Brightburn – 2019

Director David Yarovesky
Screenplay Mark Gunn, Brian Gunn
Starring Elizabeth Banks, David Denman, Jackson A. Dunn, Matt Jones, Meridith Hagner

There is a point in the first third of Brightburn where its obvious there is something going on with 12 year old Brandon Breyer (Dunn). What it is, the film makers have shielded to an extent. We know his parents, Tori and Kyle (Banks and Denman) are adoptive. They were having trouble conceiving and all of the sudden a spaceship landed in the field of their farm in Brightburn, Kansas.

So far he’s been a normal, if smart, kid. A series of events occur and all of the sudden a lawnmower goes flying across the field. Do either of his parents find this strange? Hard to say.

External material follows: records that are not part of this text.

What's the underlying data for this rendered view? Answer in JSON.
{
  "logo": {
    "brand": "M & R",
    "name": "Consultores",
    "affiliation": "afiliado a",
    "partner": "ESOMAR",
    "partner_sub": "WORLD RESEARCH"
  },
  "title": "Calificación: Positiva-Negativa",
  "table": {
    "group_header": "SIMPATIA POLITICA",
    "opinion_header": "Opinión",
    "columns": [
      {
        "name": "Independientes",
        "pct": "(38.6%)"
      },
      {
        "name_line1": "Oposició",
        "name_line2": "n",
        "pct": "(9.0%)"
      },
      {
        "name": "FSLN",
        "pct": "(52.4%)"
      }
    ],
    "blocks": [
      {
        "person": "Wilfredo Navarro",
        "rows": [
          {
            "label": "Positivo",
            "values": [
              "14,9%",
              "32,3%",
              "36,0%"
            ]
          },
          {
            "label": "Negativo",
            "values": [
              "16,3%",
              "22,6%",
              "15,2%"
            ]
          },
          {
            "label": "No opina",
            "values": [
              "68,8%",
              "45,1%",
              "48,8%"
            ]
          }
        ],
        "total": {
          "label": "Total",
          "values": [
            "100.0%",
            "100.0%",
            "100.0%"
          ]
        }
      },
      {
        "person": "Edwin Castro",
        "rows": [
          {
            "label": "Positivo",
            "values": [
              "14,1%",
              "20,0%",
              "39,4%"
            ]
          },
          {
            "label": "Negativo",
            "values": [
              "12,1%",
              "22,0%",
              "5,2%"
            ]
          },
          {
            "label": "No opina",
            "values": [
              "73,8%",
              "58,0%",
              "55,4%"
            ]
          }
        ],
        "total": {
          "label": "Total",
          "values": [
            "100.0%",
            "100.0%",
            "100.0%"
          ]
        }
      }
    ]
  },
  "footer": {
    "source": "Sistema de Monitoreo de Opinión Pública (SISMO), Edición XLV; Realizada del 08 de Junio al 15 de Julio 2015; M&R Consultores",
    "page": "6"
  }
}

The very next scene we see everyone celebrating his birthday in a public place. Not a word is discussed about the broken mower. Everyone is happy until Brandon discover’s he’s not going to have access to the rifle he is given by his aunt and uncle (Hagner and Jones).

The ride we’re given by the plot feels like the New York New York roller coaster ride in Las Vegas when it first came out. Harrowing, herky jerky and it feels like it is not completely safe. Did anyone test the ride ahead of time?

The acting in Brightburn is as good as the direction and the editing allows it to be. There are several actors that play their role in a manner befitting of a small town existence. Denman, Hagner and Jones especially at one with the rural setting.

Banks shoulders much of the dramatic weight of the mother who is obsessed with the love of her life as a mother. Does the fact that Tori’s son is increasingly drawn to dark things while people of the town get hurt, killed or go missing around him shake her? The viewer is ready to see what happens. Communication and time with Kyle is so sporadic it’s hard to figure out where they are at each step of the way.

As the son of another planet, Dunn so surely moves from innocent to malevolent, it is shocking to see. His performance demands better than the film gives. The escalation of events feels like it jumps back and forth between definite deal breaker and Brandon just doesn’t feel well today.

There is an event at the school so shocking that it demands to see the child removed from the town for its own protection. The resulting 2 day suspension tells me that writers the Gunn brothers don’t recognize what qualifies as a menace to society, much less having the punishment fit the crime.

As with most of the Gunn productions, there is a certain amount of screen time dedicated to gross factor. It’s not clear that it benefits the story to go back and forth between some well developed scares and just seeing something repulsive because someone paid you to do create the effect.

The film is a frustrating one because the elements are all there for a really good film. It’s not an original story, it’s literally “what if Superman were a bad guy.” I really enjoyed seeing The Office alums Denman and Jones getting significant screen time.

Kansas really does seem more like Georgia, but that’s okay. One gets the feeling that number of films filmed in Georgia will diminish in the next few years, so we should enjoy it for all of the Midwestern glory it’s supposed to represent.

That the story fails to materialize in a cohesive way has as much to do with pacing as anything. There are a lot of nice pieces. Just no one seems to know how they all fit together. The result feels choppy and not as scary as it should be for the viewer.